Words On Birds by Steve Grinley
Discovering Unexpected Birds is a Thrill
January 03, 2015
By Steve Grinley
Though we have left 2014 and have moved into a new year of birding, I thought I would present to you one last adventure from Doug Chickering, which he experienced near the end of December:
“I arrived on Plum Island shortly before dawn, and headed directly for Emerson Rocks at the south end of the island. It would be dead low tide in about a half and hour and Tom Wetmore had found a King Eider up on the rocks during the Christmas Bird Count, a mere five days ago.
“Of course hoping to get lucky I didn’t hesitate until I got to around parking lot# 2 where … my attention was captured by the sight of waterfowl; ducks and geese, apparently coming out of their roost. They seemed to be coming from the ocean and the covered the sky in front me. High and low; generally flying from west to east but with some varying north to south. There were hundreds, probably thousands of them; all in black silhouette against the dawn sky.
“I got out of my car and could hear the calls of the geese and some of the ducks. What I was sure of was that some were ducks and some were geese; and because they were little more than black forms in the rising light I couldn’t tell anything more. Most of them flew for a while and then settled into the marshes or the pans; while others kept moving. It was just another one of those sights that a birder encounters occasionally. Nothing for the hotlines, but beautiful, serene and impressive nonetheless. Birding contains such a variety of compelling events and scenes.
“When I arrived at Emerson rocks and set up my scope at the platform the sun was up; there was a bright, blinding glare over the water to my right and the rest of the ocean was fairly calm, sedate and brightly lit by the new morning. It was only a few minutes before dead low so the rocks were completely exposed.
“I started my scan and was treated to the usual crowd. Many Black Scoter (I counted 206), along with a goodly number of Common Eider, White-winged Scoter, Oldsquaw and Horned Grebe’s. There was also a pair of female Common Goldeneye, a few red-breasted mergansers, and about 8 Common Loons all mixed in. But, alas, no King Eider; and not even a Purple Sandpiper clinging to the rocks as a consolation prize. I kept scanning and did manage to finds a nice pair of Surf Scoter: always a treat.
“As I scanned, occasionally a small bird flew through my field of view; quick and going in the opposite direction as my scan. They were a brownish or grayish blur so I took them to be probably Dunlin or Sanderling.
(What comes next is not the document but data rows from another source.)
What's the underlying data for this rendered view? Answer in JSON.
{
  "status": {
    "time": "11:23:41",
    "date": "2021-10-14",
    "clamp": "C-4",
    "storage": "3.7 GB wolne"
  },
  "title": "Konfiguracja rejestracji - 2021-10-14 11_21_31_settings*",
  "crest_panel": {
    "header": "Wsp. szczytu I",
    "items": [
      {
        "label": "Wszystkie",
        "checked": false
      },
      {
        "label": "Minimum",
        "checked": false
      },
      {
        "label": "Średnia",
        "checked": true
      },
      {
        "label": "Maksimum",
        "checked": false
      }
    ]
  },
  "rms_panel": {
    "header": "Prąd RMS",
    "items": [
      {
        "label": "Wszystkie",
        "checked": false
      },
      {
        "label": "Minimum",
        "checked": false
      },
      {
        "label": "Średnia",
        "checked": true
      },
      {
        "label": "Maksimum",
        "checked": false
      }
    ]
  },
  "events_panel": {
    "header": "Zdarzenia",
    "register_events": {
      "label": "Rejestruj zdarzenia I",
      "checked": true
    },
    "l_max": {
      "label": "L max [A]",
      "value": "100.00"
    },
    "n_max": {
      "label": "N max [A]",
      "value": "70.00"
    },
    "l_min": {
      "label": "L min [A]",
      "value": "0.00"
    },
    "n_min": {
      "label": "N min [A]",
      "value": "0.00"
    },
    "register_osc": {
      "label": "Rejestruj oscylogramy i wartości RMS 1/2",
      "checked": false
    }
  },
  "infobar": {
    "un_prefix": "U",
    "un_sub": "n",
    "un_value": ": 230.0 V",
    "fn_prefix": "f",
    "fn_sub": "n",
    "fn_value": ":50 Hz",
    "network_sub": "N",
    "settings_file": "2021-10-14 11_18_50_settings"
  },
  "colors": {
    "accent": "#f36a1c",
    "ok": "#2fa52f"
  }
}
“At one point I had gone to the extreme left of my viewpoint and was scanning right when a small bird flew through my field of vision; from left to right. Quickly and amazingly I picked it up in it’s flight; expecting to find a shorebird; it was about that size. Fortunately I got on it quickly and in seconds made a positive ID. So with a few heavy beats of my heart I saw I had picked up a Dovekie, flying just above surface of the sea, just beyond the rocks.
“It skittered by the rocks and as it did I found my self exclaiming “Put down!” “Don’t fly away: put down!” Which it did just at the edge of the glare upon the water maybe twenty yards off shore. Not only did it put down but it immediately dove In fact this Dovekie didn’t even bother to land, but dove directly into the water and…. and was gone.
“I searched and waited, and searched some more; concentrating on where it had landed, but to no avail. In a fashion peculiar to alcids, it had vanished. Oh I’m sure that it had swam a score of yards or so underwater and then popped up to the surface and then dove again and etc. But as far as I was concerned it might as well have been in the Bay of Fundy. It was gone.
“I suspect that some readers… can’t help but stifle a yawn at my excitement at seeing a Dovekie. A difficult but regular visitor; but I hadn’t seen a Dovekie since Eric Nielson put Lois and I onto one in Gloucester harbor in 2008. I hadn’t seen a Dovekie on Plum Island since 2006; so for me it was an event. A special event.
“Now I will go chasing birds as much as anyone and enjoy it; but to find a bird, to me, is special. I was hoping to get lucky and see that King Eider I was chasing; but instead found a Dovekie. It was a special December morning.”